Hallvard B Furuseth wrote:

hyc@symas.com writes:

...

Frankly this whole example doesn't make sense, and RFC4511 doesn't say anything specific about it.

Yes it does. Section 4.1.10. Referral: - If the<dn> part is present, the client uses this name in its next request to progress the operation, and if it is not present the client uses the same name as in the original request.

Yes, I saw that. But the text doesn't give any explanation of the ramifications of what it's describing. Which is what I'm complaining about here.

...

A referral is not an alias. If I try to add an entry "cn=me,o=we" then that is the DN that the entry must be created with. If something redirects me to create "cn=me,o=they" this should be an error - that is not the entry I requested the server to create.

Both RFCs disagree.

They are wrong. Or at least, under-specified. In X.501 section 17.3 "Directory Distribution Model" it's quite clear that all of the components of a distributed directory must belong to a single DIT.

And again, the service model requires the directory to store the client's data without any alteration. If the client wants to create the entry "cn=me,o=we" either that exact entry must be created, or the operation must fail.

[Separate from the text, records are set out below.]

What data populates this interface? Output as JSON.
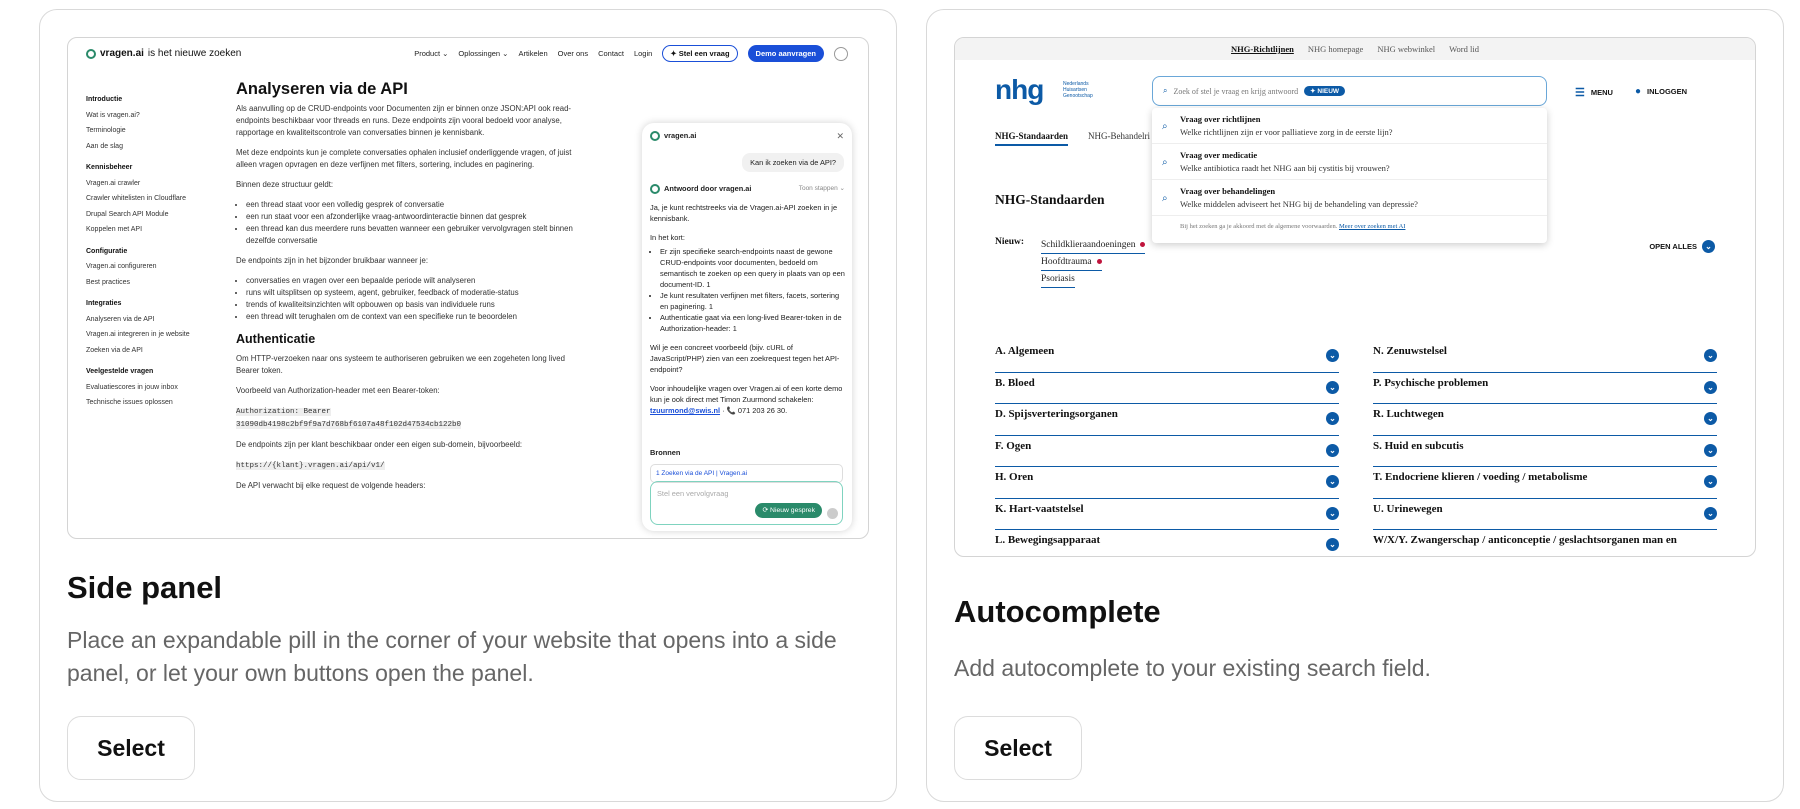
{
  "cards": [
    {
      "title": "Side panel",
      "description": "Place an expandable pill in the corner of your website that opens into a side panel, or let your own buttons open the panel.",
      "button": "Select"
    },
    {
      "title": "Autocomplete",
      "description": "Add autocomplete to your existing search field.",
      "button": "Select"
    }
  ],
  "preview1": {
    "logo": "vragen.ai",
    "logo_suffix": "is het nieuwe zoeken",
    "nav": [
      "Product ⌄",
      "Oplossingen ⌄",
      "Artikelen",
      "Over ons",
      "Contact",
      "Login"
    ],
    "pill_ask": "Stel een vraag",
    "pill_demo": "Demo aanvragen",
    "sidebar": [
      {
        "h": "Introductie",
        "items": [
          "Wat is vragen.ai?",
          "Terminologie",
          "Aan de slag"
        ]
      },
      {
        "h": "Kennisbeheer",
        "items": [
          "Vragen.ai crawler",
          "Crawler whitelisten in Cloudflare",
          "Drupal Search API Module",
          "Koppelen met API"
        ]
      },
      {
        "h": "Configuratie",
        "items": [
          "Vragen.ai configureren",
          "Best practices"
        ]
      },
      {
        "h": "Integraties",
        "items": [
          "Analyseren via de API",
          "Vragen.ai integreren in je website",
          "Zoeken via de API"
        ]
      },
      {
        "h": "Veelgestelde vragen",
        "items": [
          "Evaluatiescores in jouw inbox",
          "Technische issues oplossen"
        ]
      }
    ],
    "heading": "Analyseren via de API",
    "p1": "Als aanvulling op de CRUD-endpoints voor Documenten zijn er binnen onze JSON:API ook read-endpoints beschikbaar voor threads en runs. Deze endpoints zijn vooral bedoeld voor analyse, rapportage en kwaliteitscontrole van conversaties binnen je kennisbank.",
    "p2": "Met deze endpoints kun je complete conversaties ophalen inclusief onderliggende vragen, of juist alleen vragen opvragen en deze verfijnen met filters, sortering, includes en paginering.",
    "p3": "Binnen deze structuur geldt:",
    "list1": [
      "een thread staat voor een volledig gesprek of conversatie",
      "een run staat voor een afzonderlijke vraag-antwoordinteractie binnen dat gesprek",
      "een thread kan dus meerdere runs bevatten wanneer een gebruiker vervolgvragen stelt binnen dezelfde conversatie"
    ],
    "p4": "De endpoints zijn in het bijzonder bruikbaar wanneer je:",
    "list2": [
      "conversaties en vragen over een bepaalde periode wilt analyseren",
      "runs wilt uitsplitsen op systeem, agent, gebruiker, feedback of moderatie-status",
      "trends of kwaliteitsinzichten wilt opbouwen op basis van individuele runs",
      "een thread wilt terughalen om de context van een specifieke run te beoordelen"
    ],
    "heading2": "Authenticatie",
    "p5": "Om HTTP-verzoeken naar ons systeem te authoriseren gebruiken we een zogeheten long lived Bearer token.",
    "p6": "Voorbeeld van Authorization-header met een Bearer-token:",
    "code1": "Authorization: Bearer",
    "code2": "31090db4198c2bf9f9a7d768bf6107a48f102d47534cb122b0",
    "p7": "De endpoints zijn per klant beschikbaar onder een eigen sub-domein, bijvoorbeeld:",
    "code3": "https://{klant}.vragen.ai/api/v1/",
    "p8": "De API verwacht bij elke request de volgende headers:",
    "chat": {
      "brand": "vragen.ai",
      "question": "Kan ik zoeken via de API?",
      "answer_title": "Antwoord door vragen.ai",
      "toon": "Toon stappen ⌄",
      "a1": "Ja, je kunt rechtstreeks via de Vragen.ai-API zoeken in je kennisbank.",
      "a2": "In het kort:",
      "b1": "Er zijn specifieke search-endpoints naast de gewone CRUD-endpoints voor documenten, bedoeld om semantisch te zoeken op een query in plaats van op een document-ID. 1",
      "b2": "Je kunt resultaten verfijnen met filters, facets, sortering en paginering. 1",
      "b3": "Authenticatie gaat via een long-lived Bearer-token in de Authorization-header: 1",
      "a3": "Wil je een concreet voorbeeld (bijv. cURL of JavaScript/PHP) zien van een zoekrequest tegen het API-endpoint?",
      "a4": "Voor inhoudelijke vragen over Vragen.ai of een korte demo kun je ook direct met Timon Zuurmond schakelen:",
      "email": "tzuurmond@swis.nl",
      "phone": " · 📞 071 203 26 30.",
      "sources": "Bronnen",
      "source1": "1  Zoeken via de API | Vragen.ai",
      "placeholder": "Stel een vervolgvraag",
      "new": "Nieuw gesprek"
    }
  },
  "preview2": {
    "top_links": [
      "NHG-Richtlijnen",
      "NHG homepage",
      "NHG webwinkel",
      "Word lid"
    ],
    "logo": "nhg",
    "logo_sub": "Nederlands Huisartsen Genootschap",
    "search_placeholder": "Zoek of stel je vraag en krijg antwoord",
    "nieuw": "NIEUW",
    "menu": "MENU",
    "login": "INLOGGEN",
    "tabs": [
      "NHG-Standaarden",
      "NHG-Behandelri"
    ],
    "suggestions": [
      {
        "title": "Vraag over richtlijnen",
        "text": "Welke richtlijnen zijn er voor palliatieve zorg in de eerste lijn?"
      },
      {
        "title": "Vraag over medicatie",
        "text": "Welke antibiotica raadt het NHG aan bij cystitis bij vrouwen?"
      },
      {
        "title": "Vraag over behandelingen",
        "text": "Welke middelen adviseert het NHG bij de behandeling van depressie?"
      }
    ],
    "footer_text": "Bij het zoeken ga je akkoord met de algemene voorwaarden.",
    "footer_link": "Meer over zoeken met AI",
    "heading": "NHG-Standaarden",
    "nieuw_label": "Nieuw:",
    "new_items": [
      "Schildklieraandoeningen",
      "Hoofdtrauma",
      "Psoriasis"
    ],
    "open_all": "OPEN ALLES",
    "categories": [
      "A. Algemeen",
      "N. Zenuwstelsel",
      "B. Bloed",
      "P. Psychische problemen",
      "D. Spijsverteringsorganen",
      "R. Luchtwegen",
      "F. Ogen",
      "S. Huid en subcutis",
      "H. Oren",
      "T. Endocriene klieren / voeding / metabolisme",
      "K. Hart-vaatstelsel",
      "U. Urinewegen",
      "L. Bewegingsapparaat",
      "W/X/Y. Zwangerschap / anticonceptie / geslachtsorganen man en"
    ]
  }
}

RFC 4511 4.1.10. Referral: - It is RECOMMENDED that the<dn> part be present to avoid ambiguity. RFC 3296 section 2.2 (about 'ref'): The LDAP URL SHOULD contain a non-empty DN. The handling of LDAP URLs with absent or empty DN parts or with explicit scope specifier is not defined by this specification. RFC 3296 Section 5.2: The DN part MUST be modified such that it refers to the appropriate target in the referenced server (as detailed below). Even where the DN to be returned is the same as the target DN, the DN part SHOULD NOT be trimmed.

The X.500 model does not allow for arbitrary DNs to be inserted here. The RFC text implies that arbitrary DNs are allowed, but that's incorrect.